Federal Health Minister Mark Holland says provincial and territorial health plans will cover primary care provided by nurse practitioners, pharmacists and midwives.
Holland says regulated health-care professionals who aren’t doctors will be able to bill the government for medically necessary services that would otherwise be provided by a physician.
The minister says the changes are part of a new interpretation of the Canada Health Act that takes effect on April 1, 2026.
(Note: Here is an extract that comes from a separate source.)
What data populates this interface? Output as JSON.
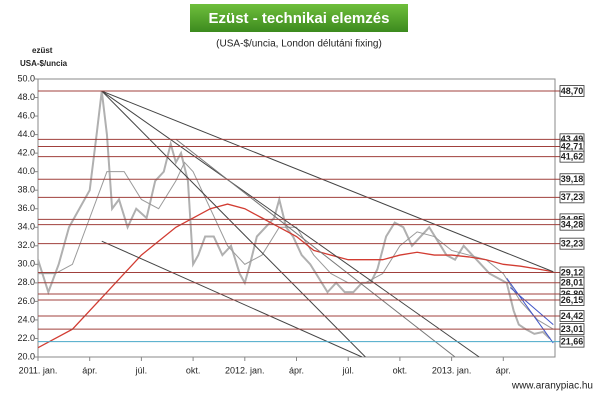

He says the move is needed because some patients are paying out of pocket for medically necessary care, including at some private nurse practitioner clinics.
Holland says charging patients for those services isn’t consistent with universal health care and nurse practitioners should instead be able to bill the health-care system the same way doctors do.
He says the changes aren’t happening until next year because provincial and territorial governments need enough time to adjust their health insurance plans.
Holland issued the directive in an “interpretation letter” — revising which providers fall under Canada’s medicare system — sent to health ministers on Thursday but released publicly on Friday morning.
In an interview Thursday evening, Holland said he was “deeply concerned” about patients being charged for public health-care services.